Notre Dame is in crisis. The school wants to chose University over Notre Dame, and that is a fundamental problem reflective of tepid faiths, ill formed moral compasses and a lack of reverence for the Lady and her role, for which the school is named. There are many examples of this, from the Degree for Obama, to the choice of plays offered at the theatre, to the poor editorial judgement shown for the cartoon, and to this article's refusal.

The Observer incident however is merely reflective of casual Catholicism coupled with young editorial judgment and the lack of a seasoned responsible adult, providing reflection and assistance and oversight and wisdom.

The policy has not been changed, only the Observer editor, not Fr. Jenkins, censured the article for articulating the actual church teaching, not the administration.

what Ben said.

godandchocolate said...

Well said, Ben.

Most of those within the Notre Dame community realize that the Observer (along with the Scholastic, the student magazine) does not reflect the campus or student body as a whole. With a university as large and diverse (ideologically speaking, anyway) as Notre Dame, it's really difficult to point to ONE source people can go to for the story at Notre Dame. You have to be there, know the people, read the campus news outlets (the Observer, the Scholastic, the Irish Rover, nd.edu).

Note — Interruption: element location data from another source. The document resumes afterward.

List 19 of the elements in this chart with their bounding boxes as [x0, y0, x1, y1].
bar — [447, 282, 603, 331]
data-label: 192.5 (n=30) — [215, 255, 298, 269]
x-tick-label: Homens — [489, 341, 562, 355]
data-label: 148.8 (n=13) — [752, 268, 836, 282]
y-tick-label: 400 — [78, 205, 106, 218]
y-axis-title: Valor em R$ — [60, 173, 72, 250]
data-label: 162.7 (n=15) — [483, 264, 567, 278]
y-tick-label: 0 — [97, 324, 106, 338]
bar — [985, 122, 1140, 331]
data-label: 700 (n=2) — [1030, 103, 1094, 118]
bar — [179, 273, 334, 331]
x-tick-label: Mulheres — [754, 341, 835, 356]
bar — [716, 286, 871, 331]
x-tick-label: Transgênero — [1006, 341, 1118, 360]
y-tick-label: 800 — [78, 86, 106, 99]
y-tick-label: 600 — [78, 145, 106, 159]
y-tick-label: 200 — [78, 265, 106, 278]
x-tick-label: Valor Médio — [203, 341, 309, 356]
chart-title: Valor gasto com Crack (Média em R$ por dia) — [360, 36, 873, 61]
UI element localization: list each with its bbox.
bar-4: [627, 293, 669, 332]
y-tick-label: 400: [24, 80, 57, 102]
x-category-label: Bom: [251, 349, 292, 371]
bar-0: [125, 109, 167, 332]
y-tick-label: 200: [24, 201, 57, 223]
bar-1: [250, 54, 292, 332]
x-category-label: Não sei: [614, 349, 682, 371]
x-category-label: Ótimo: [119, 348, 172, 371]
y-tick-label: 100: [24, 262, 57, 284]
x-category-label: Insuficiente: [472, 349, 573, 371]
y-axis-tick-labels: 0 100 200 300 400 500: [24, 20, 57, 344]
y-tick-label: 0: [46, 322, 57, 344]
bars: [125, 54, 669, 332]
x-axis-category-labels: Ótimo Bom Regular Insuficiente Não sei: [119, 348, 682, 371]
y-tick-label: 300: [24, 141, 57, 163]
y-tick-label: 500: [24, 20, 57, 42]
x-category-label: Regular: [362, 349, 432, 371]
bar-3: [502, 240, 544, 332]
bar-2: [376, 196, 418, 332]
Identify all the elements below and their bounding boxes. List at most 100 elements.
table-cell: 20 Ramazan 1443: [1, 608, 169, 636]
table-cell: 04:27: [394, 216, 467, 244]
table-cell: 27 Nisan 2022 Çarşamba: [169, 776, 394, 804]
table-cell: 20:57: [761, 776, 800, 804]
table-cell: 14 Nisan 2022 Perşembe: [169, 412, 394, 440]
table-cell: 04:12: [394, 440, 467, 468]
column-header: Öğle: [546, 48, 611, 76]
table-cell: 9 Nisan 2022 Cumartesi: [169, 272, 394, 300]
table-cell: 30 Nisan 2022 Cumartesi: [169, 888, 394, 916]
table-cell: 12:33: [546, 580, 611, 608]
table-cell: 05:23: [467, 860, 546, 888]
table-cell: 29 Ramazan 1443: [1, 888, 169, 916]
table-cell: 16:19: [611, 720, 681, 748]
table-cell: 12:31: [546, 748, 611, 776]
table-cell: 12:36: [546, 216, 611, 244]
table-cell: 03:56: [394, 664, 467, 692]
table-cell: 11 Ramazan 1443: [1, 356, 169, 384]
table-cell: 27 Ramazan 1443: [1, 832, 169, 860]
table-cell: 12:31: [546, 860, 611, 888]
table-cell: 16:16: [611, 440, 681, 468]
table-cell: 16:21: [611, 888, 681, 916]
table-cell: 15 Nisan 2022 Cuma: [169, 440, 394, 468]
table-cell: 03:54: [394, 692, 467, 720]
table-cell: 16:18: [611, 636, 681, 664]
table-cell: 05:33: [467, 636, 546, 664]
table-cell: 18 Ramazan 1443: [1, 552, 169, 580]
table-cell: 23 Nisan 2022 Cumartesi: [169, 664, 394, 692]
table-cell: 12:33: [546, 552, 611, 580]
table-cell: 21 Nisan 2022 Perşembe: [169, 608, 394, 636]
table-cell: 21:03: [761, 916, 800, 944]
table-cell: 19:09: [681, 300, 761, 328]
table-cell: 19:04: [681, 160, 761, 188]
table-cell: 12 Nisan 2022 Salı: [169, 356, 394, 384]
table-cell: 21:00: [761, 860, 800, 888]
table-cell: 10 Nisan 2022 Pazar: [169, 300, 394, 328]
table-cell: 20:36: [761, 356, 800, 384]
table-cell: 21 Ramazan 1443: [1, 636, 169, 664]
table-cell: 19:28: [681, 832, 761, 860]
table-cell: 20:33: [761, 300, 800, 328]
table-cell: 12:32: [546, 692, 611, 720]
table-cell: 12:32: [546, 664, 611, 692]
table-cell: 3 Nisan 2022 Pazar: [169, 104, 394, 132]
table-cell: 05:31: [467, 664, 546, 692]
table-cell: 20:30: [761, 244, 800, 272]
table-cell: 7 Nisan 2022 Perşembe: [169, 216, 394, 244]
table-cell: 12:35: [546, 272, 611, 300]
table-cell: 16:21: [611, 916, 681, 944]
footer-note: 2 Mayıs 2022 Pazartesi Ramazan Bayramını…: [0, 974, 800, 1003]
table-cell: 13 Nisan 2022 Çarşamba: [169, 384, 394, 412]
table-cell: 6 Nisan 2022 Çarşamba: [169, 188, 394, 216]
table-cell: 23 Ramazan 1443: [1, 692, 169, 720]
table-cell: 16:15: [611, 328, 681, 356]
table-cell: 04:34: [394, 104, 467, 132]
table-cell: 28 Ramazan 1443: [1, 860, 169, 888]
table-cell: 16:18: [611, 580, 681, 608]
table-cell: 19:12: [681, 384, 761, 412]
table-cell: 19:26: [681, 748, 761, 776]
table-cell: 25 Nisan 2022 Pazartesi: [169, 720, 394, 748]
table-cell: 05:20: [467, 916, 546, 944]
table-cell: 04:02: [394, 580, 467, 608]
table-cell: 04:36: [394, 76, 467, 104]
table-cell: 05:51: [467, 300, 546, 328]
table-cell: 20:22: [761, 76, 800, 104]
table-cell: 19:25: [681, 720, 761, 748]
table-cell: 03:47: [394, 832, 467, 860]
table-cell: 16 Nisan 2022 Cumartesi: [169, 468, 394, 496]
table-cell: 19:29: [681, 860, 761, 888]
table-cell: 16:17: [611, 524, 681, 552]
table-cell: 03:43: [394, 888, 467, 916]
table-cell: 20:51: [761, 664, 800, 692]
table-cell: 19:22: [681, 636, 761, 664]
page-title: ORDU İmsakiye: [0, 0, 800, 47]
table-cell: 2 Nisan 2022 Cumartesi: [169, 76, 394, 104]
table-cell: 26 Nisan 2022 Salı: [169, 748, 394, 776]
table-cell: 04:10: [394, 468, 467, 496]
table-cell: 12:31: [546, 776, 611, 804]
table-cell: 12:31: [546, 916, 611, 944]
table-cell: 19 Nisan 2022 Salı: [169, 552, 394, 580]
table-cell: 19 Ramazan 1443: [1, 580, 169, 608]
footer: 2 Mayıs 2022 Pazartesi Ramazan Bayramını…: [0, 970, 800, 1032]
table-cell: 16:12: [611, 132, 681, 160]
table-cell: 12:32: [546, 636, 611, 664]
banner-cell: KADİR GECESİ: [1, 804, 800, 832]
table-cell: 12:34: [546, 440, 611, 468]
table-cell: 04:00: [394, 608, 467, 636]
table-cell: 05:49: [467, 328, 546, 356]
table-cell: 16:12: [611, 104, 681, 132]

Incidents such as this are noteworthy, but they only help paint a picture. As Ben said, they can't be projected onto the whole, because that allows one relatively small incident to take away the hard work of hundreds of others, day in and day out.

It's laughable that the Observer calls itself "independent," as it enjoys University funding as well as University-provided offices. It asserts its "independence" whenever the student journalists wish to vocally make their opinions known (and the record shows that they have fallen on the liberal side of every major issue in the past 5 years or so), but they really have about as much true independence as a rebellious teenager. They behave like rebellious teens with poor judgment, too.

Notre Dame has its own creative minority of students and faculty, like Dr. Rice, who strongly object to the Observer's editorial standards. Why not encourage them as they fight for the truth at Our Lady's University, rather than indicting the University as a whole, or writing it off as a total failure?

jordantime said...


I have to agree with Ben. The Observer claiming to be representative of the Notre Dame student body does not mean that the Observer is actually representative of the Notre Dame student body. As a member of that body, I can tell you that it is not representative. Here's the thing: yes, it was the administration that made the wrong decision about Obama. Yes, it's the student newspaper that has made the wrong decision about Professor Rice. These two groups do not, by any means, encompass all of the University - in fact, these two groups do not encompass most of the University. The vast majority of the student body does not fall under either of these groups: obviously, students don't comprise any part of the administration, and most students are not at all involved in the Observer. So to say, based on a bad decision by the editors of the student newspaper, which is of course a small group of students, that Notre Dame as a whole has again failed is a little bit too strong. Please don't write off the "ND defenders" because of decisions made by very small parts of ND. As a student there myself, I can tell you firsthand that there is much more good going on there than people acknowledge, or seem to even want to.